La journaliste pionnière Antónia de Sousa meurt à 84 ans.

Née le 22 juillet 1940 à Santa Marinha, Vila Nova de Gaia, elle fut l’auteure, avec Maria Antónia Palla, des programmes « Nome Mulher », sur la condition féminine et le statut de la femme, et « Direito de Família », diffusés par la RTP après le 25 avril.

« Nome Mulher », diffusé entre 1974 et 1976 (actuellement disponible en ligne sur les plateformes de la chaîne publique), dépeignait la condition de la femme au Portugal, avec des épisodes couvrant de la situation à l’intérieur du pays jusqu’à la figure de Maria Lamas, suscitant la controverse avec un reportage intitulé « O Aborto Não é um Crime », qui aboutit à une procédure judiciaire contre Palla.

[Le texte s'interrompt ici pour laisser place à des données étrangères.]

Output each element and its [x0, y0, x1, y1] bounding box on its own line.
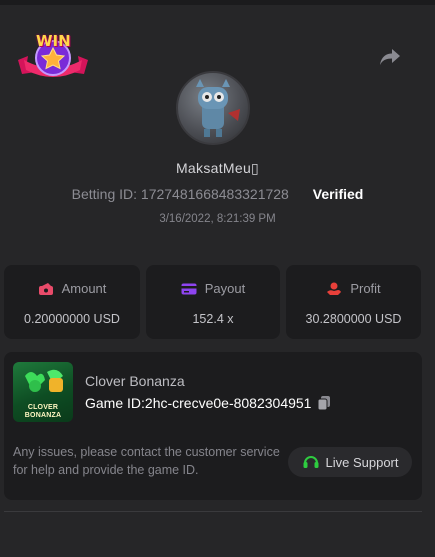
username: MaksatMeu▯	[175, 160, 260, 176]
game-name[interactable]: Clover Bonanza	[85, 373, 185, 389]
game-thumbnail[interactable]: CLOVER BONANZA	[13, 362, 73, 422]
live-support-label: Live Support	[325, 454, 399, 470]
top-bar	[0, 0, 435, 5]
headset-icon	[302, 454, 320, 470]
stat-value: 0.20000000 USD	[24, 312, 120, 326]
card-icon	[181, 282, 197, 296]
money-icon	[38, 282, 54, 296]
win-badge-icon: WIN	[16, 30, 90, 86]
game-id: Game ID:2hc-crecve0e-8082304951	[85, 395, 312, 411]
stat-value: 30.2800000 USD	[305, 312, 402, 326]
game-card: CLOVER BONANZA Clover Bonanza Game ID:2h…	[4, 352, 422, 500]
stat-label: Profit	[350, 281, 381, 296]
stat-card-amount: Amount 0.20000000 USD	[4, 265, 140, 339]
copy-icon[interactable]	[317, 395, 331, 411]
bet-timestamp: 3/16/2022, 8:21:39 PM	[159, 213, 276, 225]
share-icon[interactable]	[378, 46, 402, 68]
hand-money-icon	[326, 282, 342, 296]
verified-status: Verified	[312, 186, 364, 202]
support-help-text: Any issues, please contact the customer …	[13, 445, 280, 477]
live-support-button[interactable]: Live Support	[288, 447, 412, 477]
stat-card-profit: Profit 30.2800000 USD	[286, 265, 421, 339]
game-id-row: Game ID:2hc-crecve0e-8082304951	[85, 395, 331, 411]
divider	[4, 511, 422, 512]
stat-value: 152.4 x	[192, 312, 234, 326]
betting-id-row: Betting ID: 1727481668483321728 Verified	[0, 186, 435, 202]
stat-label: Payout	[204, 281, 246, 296]
stat-label: Amount	[61, 281, 107, 296]
win-badge-text: WIN	[36, 32, 71, 50]
thumbnail-title-line1: CLOVER	[27, 404, 59, 411]
thumbnail-title-line2: BONANZA	[24, 411, 62, 419]
betting-id: Betting ID: 1727481668483321728	[71, 186, 289, 202]
stat-card-payout: Payout 152.4 x	[146, 265, 280, 339]
avatar	[176, 71, 250, 145]
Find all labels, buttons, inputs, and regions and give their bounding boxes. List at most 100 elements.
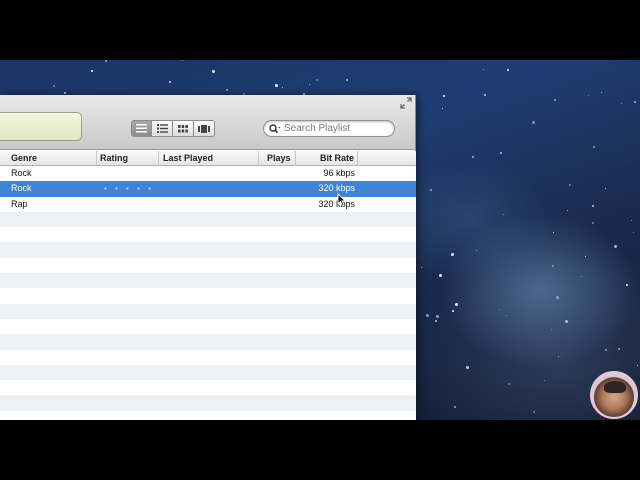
star: [53, 84, 56, 87]
star: [426, 313, 430, 317]
empty-row: [0, 211, 416, 228]
star: [281, 87, 283, 89]
star: [309, 83, 311, 85]
genre-cell: Rock: [11, 168, 32, 178]
lcd-display[interactable]: [0, 112, 82, 141]
star: [580, 275, 582, 277]
star: [169, 80, 172, 83]
column-header-last-played[interactable]: Last Played: [159, 151, 259, 166]
cover-flow-icon: [198, 124, 210, 133]
star: [421, 267, 423, 269]
star: [483, 94, 486, 97]
star: [471, 156, 474, 159]
star: [63, 91, 66, 94]
star: [551, 265, 554, 268]
star: [604, 188, 606, 190]
star: [531, 120, 535, 124]
list-view-button[interactable]: [131, 120, 152, 137]
star: [554, 98, 557, 101]
column-header-genre[interactable]: Genre: [7, 151, 97, 166]
star: [499, 309, 501, 311]
empty-row: [0, 334, 416, 350]
empty-row: [0, 242, 416, 258]
user-avatar: [590, 371, 638, 419]
star: [630, 220, 632, 222]
grid-view-icon: [178, 124, 188, 132]
star: [544, 380, 546, 381]
empty-row: [0, 349, 416, 365]
star: [466, 366, 470, 370]
bit-rate-cell: 96 kbps: [323, 168, 355, 178]
star: [430, 188, 433, 191]
star: [450, 253, 454, 257]
star: [634, 101, 637, 104]
column-header-bit-rate[interactable]: Bit Rate: [296, 151, 358, 166]
empty-row: [0, 380, 416, 396]
star: [591, 221, 594, 224]
track-list: Rock 96 kbps Rock • • • • • 320 kbps Rap…: [0, 166, 416, 427]
star: [500, 151, 503, 154]
empty-row: [0, 318, 416, 335]
star: [506, 68, 509, 71]
star: [181, 60, 183, 61]
star: [618, 347, 621, 350]
column-header-plays[interactable]: Plays: [259, 151, 296, 166]
search-icon: [269, 123, 281, 133]
star: [564, 319, 568, 323]
track-row-selected[interactable]: Rock • • • • • 320 kbps: [0, 181, 416, 197]
grid-view-button[interactable]: [173, 120, 194, 137]
star: [435, 320, 438, 323]
search-input[interactable]: [284, 121, 384, 136]
star: [454, 302, 458, 306]
track-row[interactable]: Rock 96 kbps: [0, 166, 416, 182]
star: [558, 356, 560, 358]
star: [592, 145, 595, 148]
view-mode-segment: [131, 120, 215, 137]
list-view-icon: [136, 124, 147, 133]
star: [453, 406, 456, 409]
star: [605, 348, 608, 351]
star: [585, 256, 587, 258]
star: [567, 209, 568, 211]
star: [636, 365, 638, 367]
star: [588, 94, 590, 96]
star: [503, 214, 505, 216]
star: [507, 382, 510, 385]
empty-row: [0, 273, 416, 289]
empty-row: [0, 227, 416, 243]
star: [345, 78, 348, 81]
letterbox-top: [0, 0, 640, 60]
fullscreen-icon[interactable]: [400, 97, 412, 109]
star: [533, 410, 536, 413]
star: [451, 309, 454, 312]
mouse-cursor-icon: [337, 193, 347, 207]
star: [275, 84, 279, 88]
genre-cell: Rock: [11, 183, 32, 194]
empty-row: [0, 303, 416, 319]
star: [211, 69, 215, 73]
empty-row: [0, 364, 416, 381]
column-header-rating[interactable]: Rating: [96, 151, 159, 166]
star: [632, 232, 634, 234]
star: [482, 68, 484, 70]
star: [443, 95, 446, 98]
star: [620, 103, 622, 105]
album-list-view-button[interactable]: [152, 120, 173, 137]
track-row[interactable]: Rap 320 kbps: [0, 196, 416, 212]
rating-cell[interactable]: • • • • •: [104, 181, 154, 196]
star: [475, 249, 477, 251]
empty-row: [0, 395, 416, 411]
star: [556, 295, 559, 299]
star: [552, 232, 554, 234]
star: [505, 314, 507, 316]
star: [550, 329, 552, 331]
star: [601, 92, 603, 94]
star: [591, 205, 594, 208]
album-list-icon: [156, 124, 168, 133]
cover-flow-view-button[interactable]: [194, 120, 215, 137]
empty-row: [0, 288, 416, 304]
star: [105, 60, 108, 63]
star: [436, 314, 440, 318]
search-field[interactable]: [263, 120, 395, 137]
star: [439, 274, 443, 278]
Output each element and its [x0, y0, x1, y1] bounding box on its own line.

Aux côtés de la journaliste Maria Antónia Fiadeiro et de Maria Antónia Palla, elles furent surnommées les « trois Antónias » par l’ancienne première ministre Maria de Lourdes Pintasilgo, comme l’a rappelé Palla dans son livre autobiographique « O Relógio de Cuco ».

Dans cette œuvre, Maria Antónia Palla se souvenait qu’en 1977, le journaliste Cáceres Monteiro les a invitées à rejoindre des listes candidates au Syndicat des journalistes : « C’était la première fois que trois femmes se présentaient à la direction du Syndicat. Nous avons accepté l’invitation à une condition : chacune de nous occuperait un poste de direction. Condition acceptée. »

En 1971, Antónia de Sousa avait publié le livre « O Mercado do Trabalho e a Mulher », édité par Editorial Arcádia.

Sa carrière de journaliste s’est principalement déroulée dans la presse écrite, notamment entre le Diário de Notícias et les journaux du soir Diário de Lisboa et Diário Popular.

Antónia de Sousa est entrée dans la rédaction – alors entièrement masculine – du Diário de Lisboa, dans la seconde moitié des années 1960, qu’elle considérait comme une école et une famille, comme elle l’a rappelé en 2000 lors d’une interview à Antena 1.

Dans l’interview qu’elle a accordée à Antena 1 en 2000, elle a déclaré concernant un des genres journalistiques qu’elle pratiquait le plus, l’entretien : « Je pense que l’interview est un acte de séduction. Une séduction sans filet, car si l’on veut que l’autre se dévoile, il faut aussi se dévoiler. […] Je crois que dans un monde où il y a tant de choses laides, montrer la merveille qu’est l’autre, ce que l’autre a fait, son potentiel, est un cadeau. Pour nous, pour les autres et pour la personne interviewée ».

« Je n’étais jamais du féminisme, comme les associations ou quoi que ce soit. J’avais une attitude que beaucoup considéraient comme féministe, mais ce n’était pas dans ce sens. C’était surtout parce que je considérais que la femme est une personne et c’est comme une personne qu’elle doit être traitée et c’est comme une personne qu’elle doit agir dans le monde, avec ses capacités, en les exerçant », a-t-elle affirmé lors de la même conversation avec Esmeralda Serrano.

Au Diário de Notícias, elle fut journaliste de grands reportages, se distinguant par des articles sur le patrimoine culturel historique et des interviews, notamment de Marcelo Rebelo de Sousa, actuel Président de la République, du philosophe Edgar Morin et de l’écrivain António Quadros, entre autres.

La journaliste a été l’auteure du livre « Diálogos com Agostinho da Silva. O Império Acabou. E Agora », résultat d’un ensemble de conversations qu’elle a enregistrées dans les années 1986 et 1987 avec le penseur, publié par Editorial Notícias.

Antónia de Sousa a aussi écrit « As Mulheres na Vida de Honoré de Balzac », publié par Portugália.

La veillée funéraire de la journaliste se tiendra vendredi à partir de 16h30 à la Basilique d’Estrela, à Lisbonne, où, samedi à 10h30, un service religieux aura lieu suivi de l’enterrement au cimetière d’Olivais, où la cérémonie de crémation se tiendra à 11h00, selon la volonté exprimée par la défunte, a déclaré son fils.